La petite troupe arrive à Eurogal et fait son exposé. "Lakshmi Mittal pose beaucoup de questions techniques sur le chaud et il demande pourquoi la décision d'arrêter la phase à chaud a été prise par Arcelor (en janvier 2003, NdlR). 'Il va falloir que vous me réexpliquiez cela', dit-il. Je ne lui ai pas expliqué pourquoi mais j'ai dit qu'on n'était plus très performant car on avait un haut-fourneau arrêté. Sans cela, ça irait beaucoup mieux. Ensuite, il s'entretient avec les syndicats. On avait préparé cette rencontre pour lui montrer que la direction liégeoise travaillait avec les représentants du personnel, qu'il y avait une bonne entente entre eux."

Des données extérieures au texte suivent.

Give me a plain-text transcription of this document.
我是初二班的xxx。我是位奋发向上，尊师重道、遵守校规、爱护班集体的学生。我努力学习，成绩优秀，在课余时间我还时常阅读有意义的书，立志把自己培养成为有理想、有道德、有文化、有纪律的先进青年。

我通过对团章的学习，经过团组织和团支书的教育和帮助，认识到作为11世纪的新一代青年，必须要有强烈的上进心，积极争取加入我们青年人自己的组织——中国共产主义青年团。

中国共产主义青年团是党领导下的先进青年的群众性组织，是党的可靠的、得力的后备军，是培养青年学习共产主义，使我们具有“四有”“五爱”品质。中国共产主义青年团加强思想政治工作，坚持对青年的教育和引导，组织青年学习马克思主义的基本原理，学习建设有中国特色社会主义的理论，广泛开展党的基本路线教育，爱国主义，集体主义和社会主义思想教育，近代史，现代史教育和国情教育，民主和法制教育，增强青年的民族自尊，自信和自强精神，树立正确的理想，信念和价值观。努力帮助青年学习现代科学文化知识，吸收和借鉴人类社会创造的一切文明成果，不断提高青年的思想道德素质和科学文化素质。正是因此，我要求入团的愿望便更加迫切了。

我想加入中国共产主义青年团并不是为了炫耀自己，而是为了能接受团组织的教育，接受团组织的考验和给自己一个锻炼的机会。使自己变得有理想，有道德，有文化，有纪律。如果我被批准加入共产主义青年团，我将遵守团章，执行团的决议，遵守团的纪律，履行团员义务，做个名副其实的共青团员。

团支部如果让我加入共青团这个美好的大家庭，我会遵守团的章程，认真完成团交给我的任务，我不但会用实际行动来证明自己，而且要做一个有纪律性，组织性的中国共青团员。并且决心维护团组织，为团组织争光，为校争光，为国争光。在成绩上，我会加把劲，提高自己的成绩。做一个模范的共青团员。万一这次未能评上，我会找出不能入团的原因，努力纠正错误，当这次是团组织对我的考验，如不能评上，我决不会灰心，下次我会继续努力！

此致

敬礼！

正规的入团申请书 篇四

"Un outil comme ça, je n'en ai pas dans mon groupe"

La visite du bassin liégeois se poursuit avec une ligne ou deux de la phase à froid et une rencontre avec des hommes politiques. "Ce n'est que vers 17h, en pleine heure de pointe, qu'on part pour Chertal. On a donc dû solliciter la police de Seraing qui est venue ouvrir la route. Je me suis assis à côté de lui dans la voiture et j'ai pu lui expliquer qu'on n'était pas si loin que ça de la mer (le groupe Mittal privilégie les sites sidérurgiques maritimes, NdlR). A Chertal, je vois bien qu'il est épaté par le Train à large bande (laminoir à chaud, NdlR). Il n'en revient pas de voir un outil pareil, qu'on allait fermer en plus. Il ne comprenait pas cette décision. Il dit : 'Un outil comme ça, je n'en ai pas dans mon groupe'. Evidemment, il n'avait que des vieilles usines. C'est sa tactique : racheter des vieilles usines et ne pas investir dedans. J'avais fait intervenir quelques cadres qui parlaient bien anglais. Mittal avait envie de parler avec les gens et il était enchanté."

L'heure tourne et le magnat indien doit reprendre son avion. "De sa propre initiative, il prend une demi-heure pour un petit conciliabule avec ses deux hauts responsables du groupe qui l'accompagnaient. Je vois qu'il pose des questions mais qu'il n'est pas satisfait des réponses. Je devine ce qu'il leur dit : il ne comprend pas pourquoi on arrête un tel outil."

Bernard Serin
Photo : BELGA/KRAKWOSKI

Le 28 févier 2008, un an jour pour jour après la venue de Mittal à Liège, le haut-fourneau 6 de Seraing est remis à feu lors d'une cérémonie en grande pompe.


Une grande fête puis la déconvenue

"Quelques mois plus tard", poursuit Francis Degée,  "il nous a demandé un budget de relance du haut-fourneau 6 et dans un délai très court. Il nous fait savoir que si on était capable de redémarrer le chaud dans les trois mois, il donnerait le feu vert à la relance. C'était une très heureuse surprise mais aussi un défi industriel et humain à relever : les travailleurs sont partis et il faut reprendre des gens qu'on avait recasés dans le froid. C'était impossible à faire mais on y est arrivé. On a travaillé jour et nuit. On était presque prêt en novembre 2007 mais il y a eu le problème des quotas de CO2. La demande de renouvellement pour ceux du haut-fourneau 6 qui avait été arrêté n'avait pas été introduite. Il fallait les racheter mais Mittal voulait qu'on les lui donne sinon, il ne le relançait pas. On a profité du bref retour de Guy Verhofstadt comme Premier ministre, qui a trouvé une solution."

Le 28 février 2008, pile un an après la visite de Mittal à Liège, le haut-fourneau 6 redémarre. Les métallos liégeois organisent une grande fête pour l'occasion. Mais la joie sera de courte durée. En octobre, la crise financière a éclaté et le haut-fourneau 6 est fermé pour trois mois. En janvier 2009, il s'éteint pour toujours. Il sera démoli le 16 décembre 2016.